NFTs don’t solve the most significant challenge for most artists. If you are a well-known artist with a following, getting a larger share of proceeds from streams and sales is attractive, but you’ve already passed the most significant hurdle. Most artists would rather have exposure than money. In the case of musicians, they freely give away their music in the hopes that people will listen. These artists are in the “trying to build a following” stage, not the “maximize profits” stage.
Reality Denial
As an outside observer, one of the biggest things irking people about NFTs is the complete denial of reality in the ecosystem. Fanatical collectors are willing to lose family members or even wish another pandemic upon the world, all so that their NFTs will rise in value.


It would be foolish to dismiss NFTs completely
It would be foolish to dismiss NFTs completely. NFTs are a technology experiment, and like most technology experiments, the initial iteration often doesn’t resemble the end result. I think this is what frustrates me about the current state of NFTs. It’s all hype, but the technology actually has some pretty cool use cases.
If you look at what NFTs are, it’s not hard to see how they could be a utility with additional value. So, NFTs will morph into a value add vs. a thing of value.
Companies are already experimenting with these concepts. A couple of unique examples are Nike with their CryptoKicks or something like TechStyles for the resell market. We’ll see more of this experimentation from companies in the future.
New Revenue Streams
Even though NFTs aren’t about art, NFTs do create new potential revenue streams. Companies who want to launch NFTs may commission people to create NFTs for product launches and other promotional activities. This type of work will increase, and today you can even find people on Fiver who’ll create these NFT collections for you.
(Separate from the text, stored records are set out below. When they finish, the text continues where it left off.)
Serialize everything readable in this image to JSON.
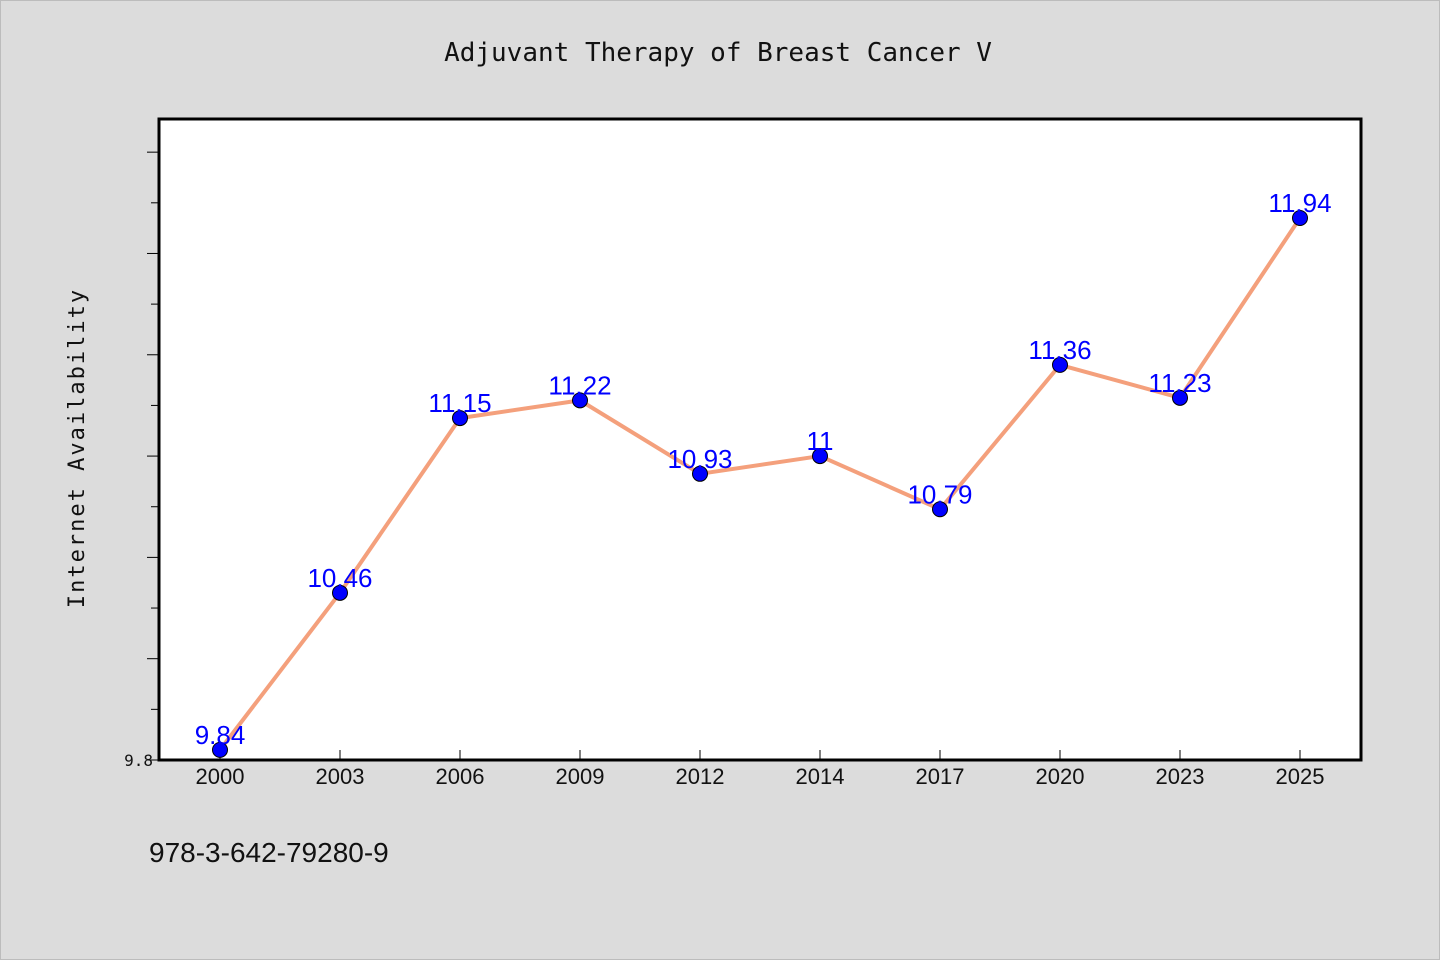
{
  "chart_data": {
    "type": "line",
    "title": "Adjuvant Therapy of Breast Cancer V",
    "xlabel": "",
    "ylabel": "Internet Availability",
    "categories": [
      "2000",
      "2003",
      "2006",
      "2009",
      "2012",
      "2014",
      "2017",
      "2020",
      "2023",
      "2025"
    ],
    "series": [
      {
        "values": [
          9.84,
          10.46,
          11.15,
          11.22,
          10.93,
          11,
          10.79,
          11.36,
          11.23,
          11.94
        ],
        "labels": [
          "9.84",
          "10.46",
          "11.15",
          "11.22",
          "10.93",
          "11",
          "10.79",
          "11.36",
          "11.23",
          "11.94"
        ]
      }
    ],
    "ylim": [
      9.8,
      12.4
    ],
    "yticks_labeled": [
      "9.8"
    ],
    "grid": false,
    "legend": "none",
    "colors": {
      "line": "#f4a07c",
      "marker": "#0000ff",
      "data_label": "#0000ff",
      "plot_background": "#ffffff",
      "figure_background": "#dcdcdc"
    }
  },
  "footnote": "978-3-642-79280-9"
}
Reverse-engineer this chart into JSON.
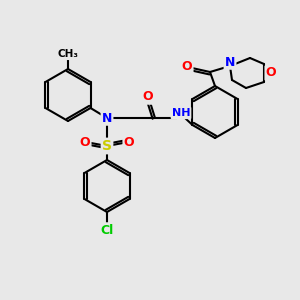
{
  "background_color": "#e8e8e8",
  "bond_color": "#000000",
  "atom_colors": {
    "N": "#0000ff",
    "O": "#ff0000",
    "S": "#cccc00",
    "Cl": "#00cc00",
    "H": "#808080",
    "C": "#000000"
  },
  "figsize": [
    3.0,
    3.0
  ],
  "dpi": 100
}
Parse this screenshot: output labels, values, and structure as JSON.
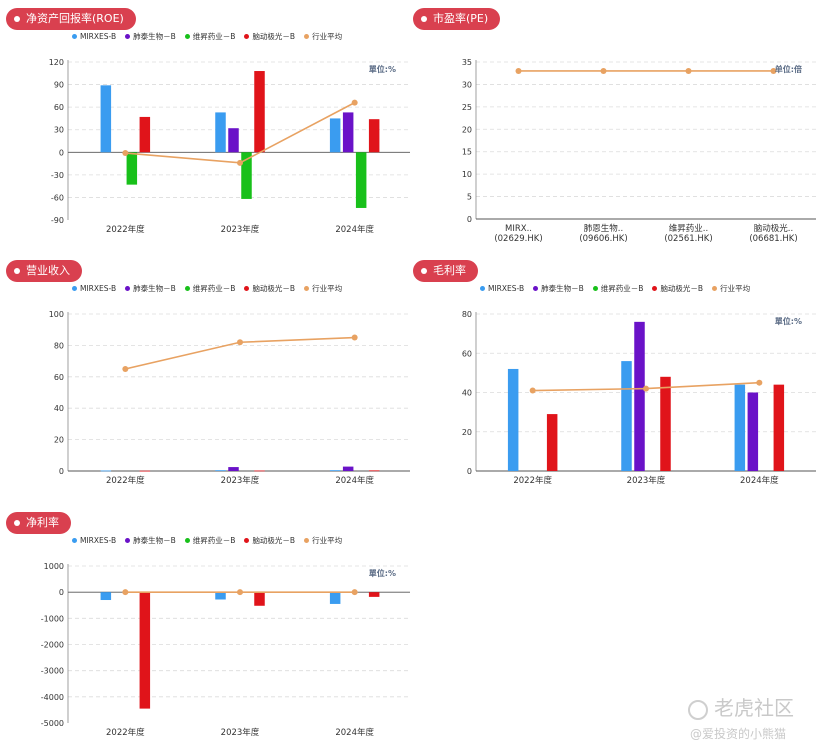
{
  "legend_series": [
    {
      "name": "MIRXES-B",
      "color": "#3a9cf0"
    },
    {
      "name": "肺泰生物－B",
      "color": "#6a12c8"
    },
    {
      "name": "维昇药业－B",
      "color": "#18c01a"
    },
    {
      "name": "脑动极光－B",
      "color": "#e0141a"
    },
    {
      "name": "行业平均",
      "color": "#e8a262"
    }
  ],
  "watermark": {
    "brand": "老虎社区",
    "author": "@爱投资的小熊猫"
  },
  "chart_data": [
    {
      "id": "roe",
      "type": "bar",
      "title": "净资产回报率(ROE)",
      "unit": "單位:%",
      "categories": [
        "2022年度",
        "2023年度",
        "2024年度"
      ],
      "ylim": [
        -90,
        120
      ],
      "yticks": [
        -90,
        -60,
        -30,
        0,
        30,
        60,
        90,
        120
      ],
      "series": [
        {
          "name": "MIRXES-B",
          "values": [
            89,
            53,
            45
          ]
        },
        {
          "name": "肺泰生物－B",
          "values": [
            0,
            32,
            53
          ]
        },
        {
          "name": "维昇药业－B",
          "values": [
            -43,
            -62,
            -74
          ]
        },
        {
          "name": "脑动极光－B",
          "values": [
            47,
            108,
            44
          ]
        }
      ],
      "line": {
        "name": "行业平均",
        "values": [
          -1,
          -14,
          66
        ]
      },
      "grid": true,
      "legend": "top"
    },
    {
      "id": "pe",
      "type": "line",
      "title": "市盈率(PE)",
      "unit": "单位:倍",
      "categories": [
        "MIRX..\n(02629.HK)",
        "肺恩生物..\n(09606.HK)",
        "维昇药业..\n(02561.HK)",
        "脑动极光..\n(06681.HK)"
      ],
      "ylim": [
        0,
        35
      ],
      "yticks": [
        0,
        5,
        10,
        15,
        20,
        25,
        30,
        35
      ],
      "series": [],
      "line": {
        "name": "行业平均",
        "values": [
          33,
          33,
          33,
          33
        ]
      },
      "grid": true,
      "legend": "none"
    },
    {
      "id": "revenue",
      "type": "bar",
      "title": "营业收入",
      "unit": "",
      "categories": [
        "2022年度",
        "2023年度",
        "2024年度"
      ],
      "ylim": [
        0,
        100
      ],
      "yticks": [
        0,
        20,
        40,
        60,
        80,
        100
      ],
      "series": [
        {
          "name": "MIRXES-B",
          "values": [
            0.3,
            0.5,
            0.5
          ]
        },
        {
          "name": "肺泰生物－B",
          "values": [
            0,
            2.5,
            2.8
          ]
        },
        {
          "name": "维昇药业－B",
          "values": [
            0,
            0,
            0
          ]
        },
        {
          "name": "脑动极光－B",
          "values": [
            0.2,
            0.3,
            0.4
          ]
        }
      ],
      "line": {
        "name": "行业平均",
        "values": [
          65,
          82,
          85
        ]
      },
      "grid": true,
      "legend": "top"
    },
    {
      "id": "gross",
      "type": "bar",
      "title": "毛利率",
      "unit": "單位:%",
      "categories": [
        "2022年度",
        "2023年度",
        "2024年度"
      ],
      "ylim": [
        0,
        80
      ],
      "yticks": [
        0,
        20,
        40,
        60,
        80
      ],
      "series": [
        {
          "name": "MIRXES-B",
          "values": [
            52,
            56,
            44
          ]
        },
        {
          "name": "肺泰生物－B",
          "values": [
            0,
            76,
            40
          ]
        },
        {
          "name": "维昇药业－B",
          "values": [
            0,
            0,
            0
          ]
        },
        {
          "name": "脑动极光－B",
          "values": [
            29,
            48,
            44
          ]
        }
      ],
      "line": {
        "name": "行业平均",
        "values": [
          41,
          42,
          45
        ]
      },
      "grid": true,
      "legend": "top"
    },
    {
      "id": "net",
      "type": "bar",
      "title": "净利率",
      "unit": "單位:%",
      "categories": [
        "2022年度",
        "2023年度",
        "2024年度"
      ],
      "ylim": [
        -5000,
        1000
      ],
      "yticks": [
        -5000,
        -4000,
        -3000,
        -2000,
        -1000,
        0,
        1000
      ],
      "series": [
        {
          "name": "MIRXES-B",
          "values": [
            -300,
            -280,
            -450
          ]
        },
        {
          "name": "肺泰生物－B",
          "values": [
            0,
            0,
            0
          ]
        },
        {
          "name": "维昇药业－B",
          "values": [
            0,
            0,
            0
          ]
        },
        {
          "name": "脑动极光－B",
          "values": [
            -4450,
            -520,
            -180
          ]
        }
      ],
      "line": {
        "name": "行业平均",
        "values": [
          0,
          0,
          0
        ]
      },
      "grid": true,
      "legend": "top"
    }
  ]
}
If Kia wants to launch an NFT to go along with a new vehicle, they’ll need someone to help them with that, either on staff or as a contractor. Just don’t rip them off this time 🙂
Conclusion
Whether you are all in on NFTs or all against, it’s good to keep Amara’s Law in mind. The next couple of years will be interesting to see where NFTs head. We’ll see a transformation of the original concept into more value-added technology, so please, don’t talk your parents into converting their retirement savings into a pixelated image.